Schild Gehaltstransparenz Schild Gehaltstransparenz
Auf dem Weg zu mehr Lohngerechtigkeit kommt man am Thema Lohntransparenz nicht vorbei. (Symbolbild)

Lohntransparenz ist im Kontext von neuen Arbeitsmodellen hoch im Kurs und wird oft auch als Basis für mehr Lohngerechtigkeit gesehen. Im Folgenden soll diese Hypothese genauer unter die Lupe genommen werden: Führt Lohntransparenz zu mehr Lohngerechtigkeit – und falls ja, unter welchen Bedingungen? Woran wird Lohngerechtigkeit festgemacht? Was ist unter Lohntransparenz zu verstehen?

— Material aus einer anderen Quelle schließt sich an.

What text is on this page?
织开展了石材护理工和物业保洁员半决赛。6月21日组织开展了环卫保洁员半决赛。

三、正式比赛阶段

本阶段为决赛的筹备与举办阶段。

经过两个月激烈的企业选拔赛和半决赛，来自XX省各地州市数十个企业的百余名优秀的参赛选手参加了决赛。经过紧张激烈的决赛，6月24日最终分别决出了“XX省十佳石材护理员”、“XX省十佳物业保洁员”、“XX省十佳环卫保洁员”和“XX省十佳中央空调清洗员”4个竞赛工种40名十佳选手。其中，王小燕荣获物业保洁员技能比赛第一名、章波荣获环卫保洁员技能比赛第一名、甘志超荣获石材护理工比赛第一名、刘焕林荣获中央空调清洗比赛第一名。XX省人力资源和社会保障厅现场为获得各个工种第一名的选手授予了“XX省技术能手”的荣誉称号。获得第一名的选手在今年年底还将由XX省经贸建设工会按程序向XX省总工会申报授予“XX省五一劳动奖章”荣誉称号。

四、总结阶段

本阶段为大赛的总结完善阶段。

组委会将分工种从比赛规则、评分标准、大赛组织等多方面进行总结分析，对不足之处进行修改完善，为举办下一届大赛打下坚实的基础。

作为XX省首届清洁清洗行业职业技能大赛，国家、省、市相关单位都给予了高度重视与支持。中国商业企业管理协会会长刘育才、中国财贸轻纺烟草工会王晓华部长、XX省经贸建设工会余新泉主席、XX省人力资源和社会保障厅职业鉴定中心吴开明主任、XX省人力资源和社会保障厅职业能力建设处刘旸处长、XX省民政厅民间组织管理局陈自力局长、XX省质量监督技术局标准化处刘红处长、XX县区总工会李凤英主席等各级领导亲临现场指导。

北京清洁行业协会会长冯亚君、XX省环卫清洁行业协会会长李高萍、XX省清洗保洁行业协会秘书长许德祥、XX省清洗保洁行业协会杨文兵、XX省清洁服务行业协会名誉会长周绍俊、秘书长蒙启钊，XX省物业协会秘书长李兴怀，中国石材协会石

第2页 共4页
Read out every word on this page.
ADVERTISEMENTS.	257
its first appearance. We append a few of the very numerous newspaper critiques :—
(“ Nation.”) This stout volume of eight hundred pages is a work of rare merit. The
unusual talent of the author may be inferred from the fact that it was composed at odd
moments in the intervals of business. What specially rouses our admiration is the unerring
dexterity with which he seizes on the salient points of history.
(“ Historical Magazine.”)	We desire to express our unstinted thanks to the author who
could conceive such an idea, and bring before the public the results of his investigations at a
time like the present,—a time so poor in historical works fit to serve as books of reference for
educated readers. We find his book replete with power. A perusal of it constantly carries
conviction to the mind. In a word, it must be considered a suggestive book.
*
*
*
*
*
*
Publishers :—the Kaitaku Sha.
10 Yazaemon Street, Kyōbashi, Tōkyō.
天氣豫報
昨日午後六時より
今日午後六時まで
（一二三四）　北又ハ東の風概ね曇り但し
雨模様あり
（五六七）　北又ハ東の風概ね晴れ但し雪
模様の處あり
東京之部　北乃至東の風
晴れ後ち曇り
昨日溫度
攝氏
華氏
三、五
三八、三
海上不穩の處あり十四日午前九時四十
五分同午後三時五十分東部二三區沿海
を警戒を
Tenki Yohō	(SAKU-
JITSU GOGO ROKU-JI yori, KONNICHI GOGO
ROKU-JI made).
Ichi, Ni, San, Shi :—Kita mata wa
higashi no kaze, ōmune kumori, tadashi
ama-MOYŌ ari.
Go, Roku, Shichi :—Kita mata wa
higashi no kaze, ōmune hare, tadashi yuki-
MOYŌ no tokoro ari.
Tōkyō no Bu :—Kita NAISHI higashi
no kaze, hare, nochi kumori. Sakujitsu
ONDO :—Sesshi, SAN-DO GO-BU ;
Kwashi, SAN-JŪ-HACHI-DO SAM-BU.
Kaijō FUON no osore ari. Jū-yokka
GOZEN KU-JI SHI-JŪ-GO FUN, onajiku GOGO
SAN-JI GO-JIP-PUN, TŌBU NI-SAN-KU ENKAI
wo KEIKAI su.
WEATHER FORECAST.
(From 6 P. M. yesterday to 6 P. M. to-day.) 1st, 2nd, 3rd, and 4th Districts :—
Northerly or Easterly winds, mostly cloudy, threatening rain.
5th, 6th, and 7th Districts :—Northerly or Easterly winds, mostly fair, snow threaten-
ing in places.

Lohntransparenz – welche Arten gibt es?

Es gibt verschiedene Arten von Lohntransparenz (Brunner, 2017; siehe auch Abb.): Die summarische Lohntransparenz bezieht sich auf eine Gruppe von Löhnen, beispielsweise Lohnvergleiche, welche innerhalb bestimmter Branchen zwischen den einzelnen Unternehmen durchgeführt werden (Benchmarks). Von individueller Lohntransparenz spricht man, wenn in einer Organisation die effektiven Löhne einzelner Mitarbeitenden offengelegt werden. Und schliesslich gibt es noch die Systemtransparenz, bei welcher offengelegt wird, wie der Lohn zustande kommt.

Tabelle: Drei Arten von Lohntransparenz
Abb.: Formen der Lohntransparenz (eigene Darstellung nach Sturzenegger & Hoch, 2004, zit. in Brunner, 2017)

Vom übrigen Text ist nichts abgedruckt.